Anti-smoking advocates are describing the vaping ban in Central Otago this summer as a step too far.
The Queenstown Lakes District has placed the smoking and vape restriction on popular lakeside beaches, but some feel vaping should still be allowed.
The council has enforced a three-month trial.
Mayor Jim Boult says “it's about education rather than being obnoxious about it".
It has made the call in a move to help make the region smoke-free by 2025.
“This is simply about health issues, alerting folk to the fact that smoking and vaping have proven not to be good for your health.”
But Deborah Hart from Action for Smokefree 2025 or ASH says “it is a mistake to conflate smoking and vaping".
“These are not the same things.”
“If you want to safeguard the health of New Zealanders, then certainly ban smoking on beaches but don't ban vaping on beaches, help people who want to give up smoking by allowing them to vape.”
Locals tend to agree.
One local says “I don't think it is as bad as smoking so I think there should be a little bit of freedom around that.”
Another local says “It doesn't bother me too much [about vaping]. Smoking really bothers me.”

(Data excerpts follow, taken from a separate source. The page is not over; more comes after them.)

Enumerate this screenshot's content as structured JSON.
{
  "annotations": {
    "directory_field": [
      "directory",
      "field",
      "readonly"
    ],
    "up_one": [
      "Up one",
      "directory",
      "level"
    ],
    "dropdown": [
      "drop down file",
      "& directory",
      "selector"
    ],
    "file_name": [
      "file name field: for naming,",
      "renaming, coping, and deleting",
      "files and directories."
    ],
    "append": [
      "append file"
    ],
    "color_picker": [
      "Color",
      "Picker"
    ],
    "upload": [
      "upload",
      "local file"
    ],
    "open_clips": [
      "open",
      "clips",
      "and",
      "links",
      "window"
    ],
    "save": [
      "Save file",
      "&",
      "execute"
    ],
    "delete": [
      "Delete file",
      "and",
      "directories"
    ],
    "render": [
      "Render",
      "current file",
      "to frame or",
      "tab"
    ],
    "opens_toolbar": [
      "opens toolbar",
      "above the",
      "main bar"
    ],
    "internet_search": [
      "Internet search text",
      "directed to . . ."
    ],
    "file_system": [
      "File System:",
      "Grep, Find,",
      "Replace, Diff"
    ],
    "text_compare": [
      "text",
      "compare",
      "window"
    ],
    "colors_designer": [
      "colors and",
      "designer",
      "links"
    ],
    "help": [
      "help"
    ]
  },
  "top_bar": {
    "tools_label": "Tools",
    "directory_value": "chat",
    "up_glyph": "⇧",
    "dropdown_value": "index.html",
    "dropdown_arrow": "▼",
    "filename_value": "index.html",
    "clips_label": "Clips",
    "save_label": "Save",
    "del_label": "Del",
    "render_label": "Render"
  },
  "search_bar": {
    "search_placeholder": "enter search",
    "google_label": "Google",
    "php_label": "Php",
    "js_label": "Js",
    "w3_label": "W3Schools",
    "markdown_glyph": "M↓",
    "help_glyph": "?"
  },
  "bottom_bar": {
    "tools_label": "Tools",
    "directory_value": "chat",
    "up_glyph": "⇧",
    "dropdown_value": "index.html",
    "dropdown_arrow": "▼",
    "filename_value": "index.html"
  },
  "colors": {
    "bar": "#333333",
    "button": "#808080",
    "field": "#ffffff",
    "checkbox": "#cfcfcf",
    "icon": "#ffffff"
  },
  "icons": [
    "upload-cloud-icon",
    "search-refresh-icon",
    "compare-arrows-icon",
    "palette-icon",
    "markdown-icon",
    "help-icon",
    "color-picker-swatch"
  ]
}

A Queenstown resident says “you keep pushing people further and further out, where are they going to do these things.”
However, Ms Hart understands the vapour from vaping is unpleasant.
“But it is not going to be a risk to your health to take in the vapour of someone vaping. So you don't need to worry.”
The Ministry of Health says research shows vaping is less harmful than cigarettes and should be used as a tool to quit the habit.
But it's up to councils to decide whether smoking and vaping should be banned in their community.
“I would encourage other councils to take a look at what we are doing, learn from what we learn out of this and maybe it might help shape their policies,” says Mr Boult.
The council will review the temporary ban in March.